Tuesday, November 24, 2009

Fast Food & Free Will?

Pictured Above: Another Victim of the Corporate Oligarchy.

Three interrelated and implicit tenants of progressive thoughts are: individual choice is illusionary because corporate entities limit them and accordingly they are victims who need to be protected and guided by a benevolent big brother. No where is this better seen than in the debate on fast food.

A progressive associate of mine and I share a concern with the costly epidemic of obesity and believe that fast food restaurants are a major component in this epidemic. Where we differ is our belief in the source of this problem lies.

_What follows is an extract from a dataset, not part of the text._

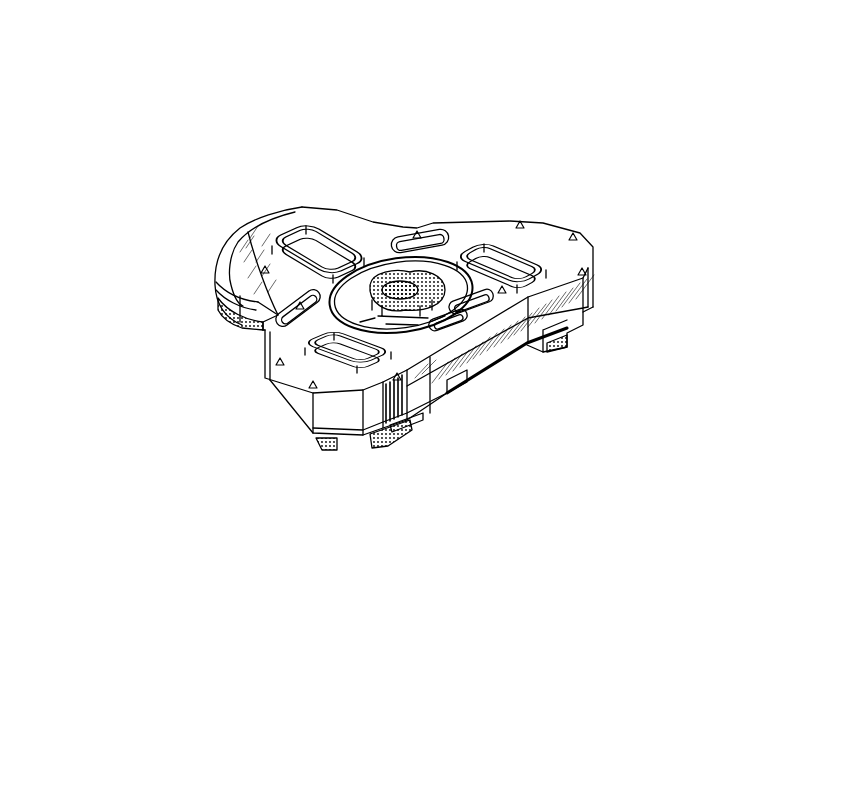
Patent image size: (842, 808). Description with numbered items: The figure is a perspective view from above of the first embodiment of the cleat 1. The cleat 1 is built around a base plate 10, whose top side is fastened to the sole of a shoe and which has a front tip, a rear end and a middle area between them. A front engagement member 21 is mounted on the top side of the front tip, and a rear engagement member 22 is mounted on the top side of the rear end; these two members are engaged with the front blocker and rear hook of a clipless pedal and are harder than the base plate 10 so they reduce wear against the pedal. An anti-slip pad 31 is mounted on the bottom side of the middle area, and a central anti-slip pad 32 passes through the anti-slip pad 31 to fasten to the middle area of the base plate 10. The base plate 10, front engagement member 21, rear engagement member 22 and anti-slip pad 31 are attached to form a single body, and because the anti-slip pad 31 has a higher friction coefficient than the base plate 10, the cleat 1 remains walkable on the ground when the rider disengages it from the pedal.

My progressive associate believes that people that choice is only a minor part of the equation, because people are coerced into eating at McDonalds and Taco Bell. He points out to the fact that in many areas, especially in impoverished rural and urban communities, fast food chains proliferate and its virtually impossible to find a healthy restaurant. By supposedly limiting the knowledge of healthier options and through aggressive marketing they in effect coerce individuals to eat there.

My answers are:

1. Even in areas where fast food predominates individuals can and do make healthy choices. Don't like McDonalds? Cook your own meal! Have to go to McDonalds because you don't know how to cook? Order a salad when you're there!

2. Don't know what foods are healthy or unhealthy? Open a book or check the internet! Don't have the money to buy a book or have internet service? Go to the public library! Can't read? There are free literacy programs throughout the city!

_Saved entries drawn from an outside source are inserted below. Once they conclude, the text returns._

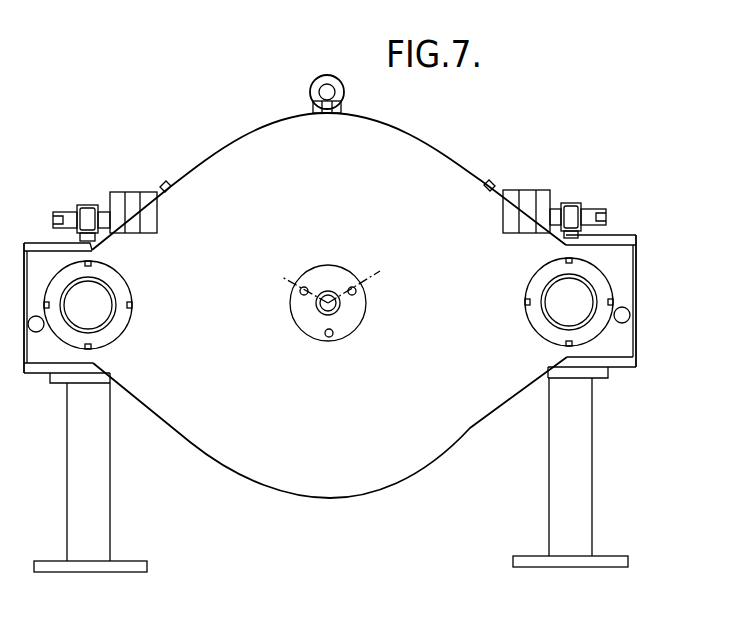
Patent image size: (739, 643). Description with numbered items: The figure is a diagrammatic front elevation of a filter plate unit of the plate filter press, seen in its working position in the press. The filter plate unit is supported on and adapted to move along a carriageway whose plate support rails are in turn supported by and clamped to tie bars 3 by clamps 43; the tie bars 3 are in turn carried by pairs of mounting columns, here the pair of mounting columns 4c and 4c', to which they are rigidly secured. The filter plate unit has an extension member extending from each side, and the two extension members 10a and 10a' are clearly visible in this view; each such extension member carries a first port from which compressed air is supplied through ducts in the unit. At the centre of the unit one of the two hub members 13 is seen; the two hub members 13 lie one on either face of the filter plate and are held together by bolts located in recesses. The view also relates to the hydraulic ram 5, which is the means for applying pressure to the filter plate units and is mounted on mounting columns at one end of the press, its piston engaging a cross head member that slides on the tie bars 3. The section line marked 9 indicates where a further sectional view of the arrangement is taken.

The bearing shaft 3 is at (84, 322).
The support leg 4c is at (570, 472).
The support leg 4c' is at (94, 477).
The section line 5- 5 is at (230, 247).
The section line 9- 9 is at (53, 222).
The connector 10a is at (563, 195).
The connector 10a' is at (105, 189).
The central hub 13 is at (320, 337).
The bearing ring 43 is at (125, 322).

3. "But," you ask, "isn't healthy food too expensive..." Basic stables such as legumes (beans), whole grains (rice, etc.), vegetables (lettuce, spinach, etc.), some fruits (lemons, apples, etc.) and some fish (such as tilapia) are not only healthy, but remarkably affordable.

4. A huge reason why there are not more healthy restaurant or grocery stores in poor neighborhoods is a general lack of demand. If a "greedy" corporation or entrepreneur thought there was a demand for healthy food in a poor neighborhood, they would generate a supply in a heart beat. If you doubt this principle, ask yourself this question - if a cheap, healthy Thai restaurant opened next to a McDonalds in Englewood or rural Alabama, how long would it last?

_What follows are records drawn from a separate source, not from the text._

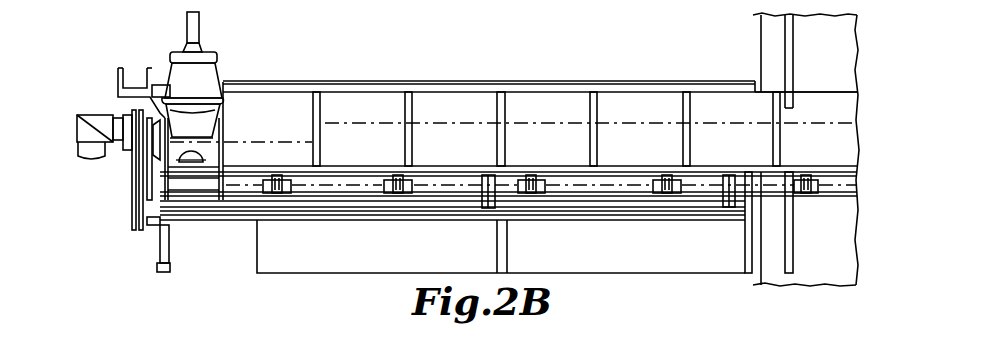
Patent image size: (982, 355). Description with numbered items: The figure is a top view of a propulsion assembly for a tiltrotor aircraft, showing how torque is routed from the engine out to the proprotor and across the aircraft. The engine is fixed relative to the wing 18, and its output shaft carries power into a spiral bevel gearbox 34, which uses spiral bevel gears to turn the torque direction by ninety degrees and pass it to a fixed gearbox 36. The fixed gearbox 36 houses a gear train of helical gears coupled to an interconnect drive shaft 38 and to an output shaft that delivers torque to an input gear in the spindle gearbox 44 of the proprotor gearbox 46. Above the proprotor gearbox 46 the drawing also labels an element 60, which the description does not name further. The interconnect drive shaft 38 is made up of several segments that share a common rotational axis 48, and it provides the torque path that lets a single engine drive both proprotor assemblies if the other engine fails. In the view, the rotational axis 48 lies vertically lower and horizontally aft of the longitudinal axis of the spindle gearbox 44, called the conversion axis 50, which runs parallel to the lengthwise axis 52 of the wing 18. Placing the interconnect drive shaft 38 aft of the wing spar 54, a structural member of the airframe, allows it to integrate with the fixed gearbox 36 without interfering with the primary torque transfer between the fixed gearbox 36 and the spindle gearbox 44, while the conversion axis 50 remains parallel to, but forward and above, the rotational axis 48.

The wing 18 is at (450, 110).
The spiral bevel gearbox 34 is at (97, 113).
The fixed gearbox 36 is at (131, 220).
The interconnect drive shaft 38 is at (243, 197).
The spindle gearbox 44 is at (178, 150).
The proprotor gearbox 46 is at (218, 53).
The rotational axis 48 is at (328, 192).
The conversion axis 50 is at (270, 140).
The lengthwise axis 52 is at (540, 121).
The wing spar 54 is at (630, 172).
The hopper rod 60 is at (186, 30).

Of course I am troubled by the choices that many people make, however it is beyond our capacity or even constitutional authority to coerce the public into making wise decisions. The most we can hope to do is educate the public and hope they use the information wisely.

I suspect that the progressive vision is at least partially driven by ulterior motivation. The day that we as a society acknowledge that individuals have the power to exercise their free will and don't need "enlightened guidance," is the day that a whole cadre of progressive bureaucrats, experts and educators will lose their jobs.